In “A Dangerous Idea,” author Peter Metcalfe explores the crucial role the Alaska Native Brotherhood played in securing Native rights and land claims before, during and after statehood. The recently published book explores an often overlooked chapter in Alaska’s story. Metcalfe suggests, without the ANB, the Alaska of today would be a very different place.
When the Alaska Native Brotherhood formed in 1912, Alaska Natives were not U.S. citizens, couldn’t own title to land and couldn’t send their children to local schools. The aim of the group was citizenship and equality.
Peter Metcalfe says ANB was starting to make progress in the 1920s.
“They had won rights for education, voting rights, but what is consistent throughout the history of the Alaska Native Brotherhood is their demand that they be equals with the white establishment, that they have what we now call civil rights and that wasn’t even a term at that time,” Metcalfe says.
Two important leaders of the ANB in the 1920s were Peter Simpson and William Paul. Cultural expert and storyteller Ishmael Hope recounts an exchange they had during the 1925 ANB convention. Hope says Simpson “went up to William Paul who was one of the very prominent young leaders of the time and he just quietly said to him, ‘Hey Willy, who owns this land?’ And there was a little bit of a pause as William Paul thought of it and then he said, ‘Well, we do.’ ‘Then fight for it!’”

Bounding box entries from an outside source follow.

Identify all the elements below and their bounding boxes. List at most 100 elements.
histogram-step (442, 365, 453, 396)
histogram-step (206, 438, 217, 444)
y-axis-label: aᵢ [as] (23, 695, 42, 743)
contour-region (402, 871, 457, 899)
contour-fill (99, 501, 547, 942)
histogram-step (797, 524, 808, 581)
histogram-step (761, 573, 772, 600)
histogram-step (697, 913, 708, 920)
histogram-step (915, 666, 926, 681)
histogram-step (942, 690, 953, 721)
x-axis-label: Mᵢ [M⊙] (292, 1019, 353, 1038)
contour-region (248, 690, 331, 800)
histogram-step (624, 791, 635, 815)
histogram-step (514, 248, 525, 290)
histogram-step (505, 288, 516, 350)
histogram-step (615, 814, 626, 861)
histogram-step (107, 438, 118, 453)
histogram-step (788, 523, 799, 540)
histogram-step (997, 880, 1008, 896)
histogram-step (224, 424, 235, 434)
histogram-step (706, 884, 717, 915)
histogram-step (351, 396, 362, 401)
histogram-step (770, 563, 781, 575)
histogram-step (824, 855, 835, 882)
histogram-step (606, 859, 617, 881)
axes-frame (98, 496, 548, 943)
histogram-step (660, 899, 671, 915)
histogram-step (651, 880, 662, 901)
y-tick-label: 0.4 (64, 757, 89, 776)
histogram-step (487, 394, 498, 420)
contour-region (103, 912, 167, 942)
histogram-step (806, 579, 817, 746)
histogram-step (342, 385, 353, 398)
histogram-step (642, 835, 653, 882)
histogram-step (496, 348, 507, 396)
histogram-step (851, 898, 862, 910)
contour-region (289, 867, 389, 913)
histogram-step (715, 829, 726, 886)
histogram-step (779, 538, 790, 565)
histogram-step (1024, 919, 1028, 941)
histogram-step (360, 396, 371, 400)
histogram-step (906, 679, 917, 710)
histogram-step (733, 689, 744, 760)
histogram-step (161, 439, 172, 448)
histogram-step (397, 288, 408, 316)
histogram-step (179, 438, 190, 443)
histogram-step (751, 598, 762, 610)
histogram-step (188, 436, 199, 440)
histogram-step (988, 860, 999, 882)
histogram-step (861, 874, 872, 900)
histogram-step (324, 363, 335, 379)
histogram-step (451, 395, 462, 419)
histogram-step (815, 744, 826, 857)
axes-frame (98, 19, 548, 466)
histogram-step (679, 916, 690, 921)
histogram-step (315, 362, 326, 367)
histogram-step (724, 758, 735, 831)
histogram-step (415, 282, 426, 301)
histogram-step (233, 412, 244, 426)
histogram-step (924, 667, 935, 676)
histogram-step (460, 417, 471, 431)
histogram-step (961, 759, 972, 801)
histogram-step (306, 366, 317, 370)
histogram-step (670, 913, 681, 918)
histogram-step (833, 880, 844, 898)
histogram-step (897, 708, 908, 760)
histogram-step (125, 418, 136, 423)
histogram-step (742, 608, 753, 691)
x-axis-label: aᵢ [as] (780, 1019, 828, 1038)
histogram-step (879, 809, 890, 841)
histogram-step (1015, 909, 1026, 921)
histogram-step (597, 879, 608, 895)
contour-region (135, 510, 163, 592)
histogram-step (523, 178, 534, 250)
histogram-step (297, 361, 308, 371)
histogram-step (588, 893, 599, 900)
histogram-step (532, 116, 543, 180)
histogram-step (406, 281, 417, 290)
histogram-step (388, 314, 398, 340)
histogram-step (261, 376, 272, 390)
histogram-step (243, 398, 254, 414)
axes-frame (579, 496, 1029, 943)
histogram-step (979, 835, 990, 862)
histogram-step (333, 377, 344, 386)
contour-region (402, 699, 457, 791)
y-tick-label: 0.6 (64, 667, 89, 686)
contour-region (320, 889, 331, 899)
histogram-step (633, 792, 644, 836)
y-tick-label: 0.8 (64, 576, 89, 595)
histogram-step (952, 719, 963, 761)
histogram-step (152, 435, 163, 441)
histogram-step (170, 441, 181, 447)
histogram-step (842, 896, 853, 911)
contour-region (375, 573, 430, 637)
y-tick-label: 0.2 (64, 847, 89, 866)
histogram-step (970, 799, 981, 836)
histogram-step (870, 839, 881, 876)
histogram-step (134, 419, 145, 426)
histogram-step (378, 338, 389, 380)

By the 1929 ANB/ANS Grand Camp convention in Haines, Paul was grand president. Metcalfe says Paul invited James Wickersham, who had served as a district judge and Alaska’s delegate to Congress.
“Judge Wickersham made a presentation to this convention in which he told the assembled delegates of the Alaska Native Brotherhood and the Alaska Native Sisterhood that they could sue the U.S. government,” Metcalfe says.
During his time in D.C., Wickersham had seen Congress pass different jurisdictional acts allowing various Native American groups to sue the government over lost lands and rights. ANB and ANS voted to do just that.
Kathy Ruddy helped Metcalfe with research for the book. She says that moment in history was the genesis of the book’s title.
“The dangerous idea is suing your own government when you’ve only been citizens for five years. Citizenship was extended to the Native people in 1924 and this is just five years after that,” Ruddy says.
Metcalfe says it was a landmark decision. At the time, the white establishment was just getting used to the idea of Native Alaskans as citizens. Racial discrimination was entrenched in society.
In the early 1930s, ANB began fighting for aboriginal land claims in D.C.
Metcalfe says members of the ANB set aside traditional ways in order to achieve their goals. Leaders spoke English and adapted to Western ways of dress and social activities.
But Hope says, despite what they wore at the time, leaders of the ANB, like his grandfather John Hope, retained their Native culture, which helped them in their fight.
“My grandpa talked about how we used parliamentary procedure, we used the English language as a tool, but not a means of identity,” Hope says. “Many of the ANB founders, you look at them and you think, the stereotype is that they’re assimilated Indians, but you actually look into the history and you see deeply retained cultural knowledge, cultural experiences.”
Hope’s father, Andrew Hope III, was the impetus for “A Dangerous Idea.” It was his idea to apply for a grant through the Alaska Humanities Forum, which funded the research. Hope passed away shortly after the grant was awarded in 2008.
One important case stemming from that 1929 decision – Tlingit and Haida Indians of Alaska v. United States – took about 40 years to resolve. In 1968, a federal court held that the land was owned by Native people from time immemorial.
Metcalfe says without the ANB and the ANS, there wouldn’t have been an Alaska Native Claims Settlement Act of 1971, an Alaska National Interest Lands Conservation Act of 1980, or the Alaska of today.
Lisa Phu is a reporter at KTOO in Juneau.